CSE Insurance Group
- Industry: Insurance
- Founded: 1949; 77 years ago
- Headquarters: Walnut Creek, California
- Area served: Arizona California Colorado Idaho Nevada Oregon Utah Virginia Washington D.C.
- Products: Property insurance casualty insurance
- Parent: Covéa Insurance Group
- Website: cseinsurance.com

= CSE Insurance Group =

American insurance group

CSE Insurance Group, headquartered in Walnut Creek, California, is an American provider of property and casualty insurance. The company sells policies through the independent agent channel with roughly 700 agencies carrying their products, as well as through an online and phone direct marketing center.

==About==
Both channels market the products: homeowners, auto, landlords, boat, liability, commercial and umbrella insurance. Areas of operation include Arizona, California, Colorado, Idaho, Nevada, Oregon, Utah, Virginia, Washington and Washington, D.C.
CSE owns and markets a trademarked auto insurance product called SAVE (Savings Advantage by Vehicle) whereby drivers pay for the exact miles they drive during that year.

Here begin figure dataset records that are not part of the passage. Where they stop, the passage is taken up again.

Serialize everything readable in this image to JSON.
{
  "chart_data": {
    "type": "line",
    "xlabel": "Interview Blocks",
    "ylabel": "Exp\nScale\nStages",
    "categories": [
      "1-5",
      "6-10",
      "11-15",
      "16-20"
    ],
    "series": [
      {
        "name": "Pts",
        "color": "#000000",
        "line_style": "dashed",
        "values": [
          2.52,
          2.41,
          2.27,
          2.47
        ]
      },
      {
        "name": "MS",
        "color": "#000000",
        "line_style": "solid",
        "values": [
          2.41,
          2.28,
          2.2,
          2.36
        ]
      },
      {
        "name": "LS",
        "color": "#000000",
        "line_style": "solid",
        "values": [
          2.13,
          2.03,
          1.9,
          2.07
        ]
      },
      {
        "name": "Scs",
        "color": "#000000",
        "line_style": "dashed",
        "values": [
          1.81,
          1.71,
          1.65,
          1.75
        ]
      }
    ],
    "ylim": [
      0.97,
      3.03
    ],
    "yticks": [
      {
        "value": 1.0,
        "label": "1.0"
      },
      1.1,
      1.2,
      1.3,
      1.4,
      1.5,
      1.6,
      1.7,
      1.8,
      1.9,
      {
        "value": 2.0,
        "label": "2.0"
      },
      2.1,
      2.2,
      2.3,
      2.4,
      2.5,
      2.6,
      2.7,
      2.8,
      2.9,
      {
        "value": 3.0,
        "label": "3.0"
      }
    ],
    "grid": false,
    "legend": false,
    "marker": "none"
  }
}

The company is a subsidiary of the Covéa Insurance Group (Société de Groupe d'Assurance Mutuelle Covéa) headquartered in Paris, France.

==History==
CSE was founded in 1949 in San Francisco, California by Nelson Nichols. Originally, the company served only firefighters, police officers, postal workers and other government employees.

- In 1980, CSE extended its offerings to the general public.
- In 2009, CSE relocated from San Francisco, to Walnut Creek.
- In 2010 and 2011, CSE was included in Ward's 50 for top performing companies in the Property Casualty field.
A.M. Best Company has Given CSE Insurance Group a rating of A− (Excellent) and an issuer credit rating of A−.